Facebook has created quite a stir with their new Beacon — a feature that allows third party sites to communicate user purchases and interests to Facebook and then into a user’s newsfeed. It has raised a number of valid privacy concerns, but the technology itself is quite interesting. Jay Goldman has taken it all apart to see how it works in Deconstructing Facebook Beacon Javascript.

Lest you be lulled into believing you understand passwords and security, Thomas Ptacek sets you straight in Enough with the Rainbow Tables.

As the web continues to evolve into a platform, and services start to expose themselves through APIs, connecting things quickly, easily, and uniformly is of increasing interest. Allowing sites and services to communicate on the user’s behalf is convenient, but can also put users at risk by forcing them to hand over their credentials. Enter OAuth, “an open protocol to allow secure API authentication in a simple and standard method from desktop and web applications.” Hueniverse offers up a quick introduction to OAuth, and explains how it differs from OpenID.

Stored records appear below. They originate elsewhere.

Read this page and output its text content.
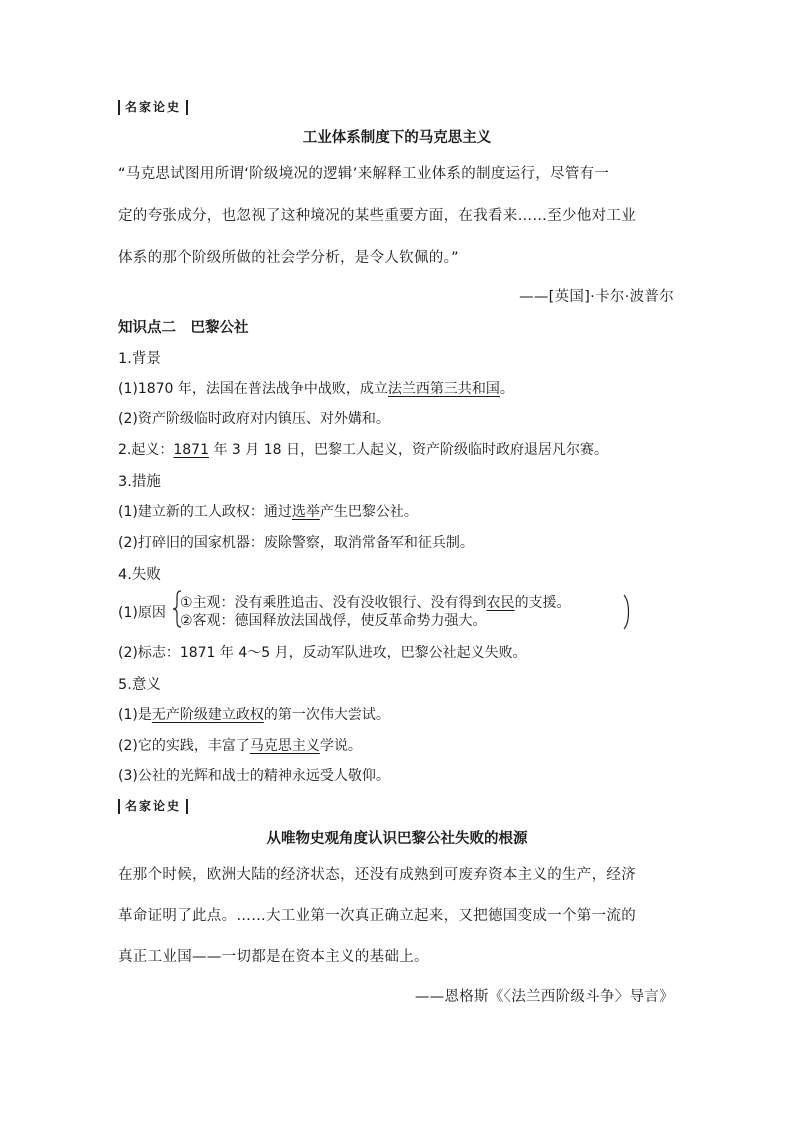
名家论史
工业体系制度下的马克思主义
“马克思试图用所谓‘阶级境况的逻辑’来解释工业体系的制度运行，尽管有一
定的夸张成分，也忽视了这种境况的某些重要方面，在我看来……至少他对工业
体系的那个阶级所做的社会学分析，是令人钦佩的。”
——[英国]·卡尔·波普尔
知识点二　巴黎公社
1.背景
(1)1870 年，法国在普法战争中战败，成立法兰西第三共和国。
(2)资产阶级临时政府对内镇压、对外媾和。
2.起义：1871 年 3 月 18 日，巴黎工人起义，资产阶级临时政府退居凡尔赛。
3.措施
(1)建立新的工人政权：通过选举产生巴黎公社。
(2)打碎旧的国家机器：废除警察，取消常备军和征兵制。
4.失败
(1)原因
①主观：没有乘胜追击、没有没收银行、没有得到农民的支援。
②客观：德国释放法国战俘，使反革命势力强大。
(2)标志：1871 年 4～5 月，反动军队进攻，巴黎公社起义失败。
5.意义
(1)是无产阶级建立政权的第一次伟大尝试。
(2)它的实践，丰富了马克思主义学说。
(3)公社的光辉和战士的精神永远受人敬仰。
名家论史
从唯物史观角度认识巴黎公社失败的根源
在那个时候，欧洲大陆的经济状态，还没有成熟到可废弃资本主义的生产，经济
革命证明了此点。……大工业第一次真正确立起来，又把德国变成一个第一流的
真正工业国——一切都是在资本主义的基础上。
——恩格斯《〈法兰西阶级斗争〉导言》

Many luxury cars today come with a valet key. It is a special key you give the parking attendant and unlike your regular key, will not allow the car to drive more than a mile or two. Some valet keys will not open the trunk, while others will block access to your onboard cell phone address book. Regardless of what restrictions the valet key imposes, the idea is very clever. You give someone limited access to your car with a special key, while using another key to unlock everything else.

OAuth, provides a valet key for the web.

A great explanation of cracking passwords with rainbow tables and the benefits of salting your hashes is to be found in Rainbow Hash Cracking.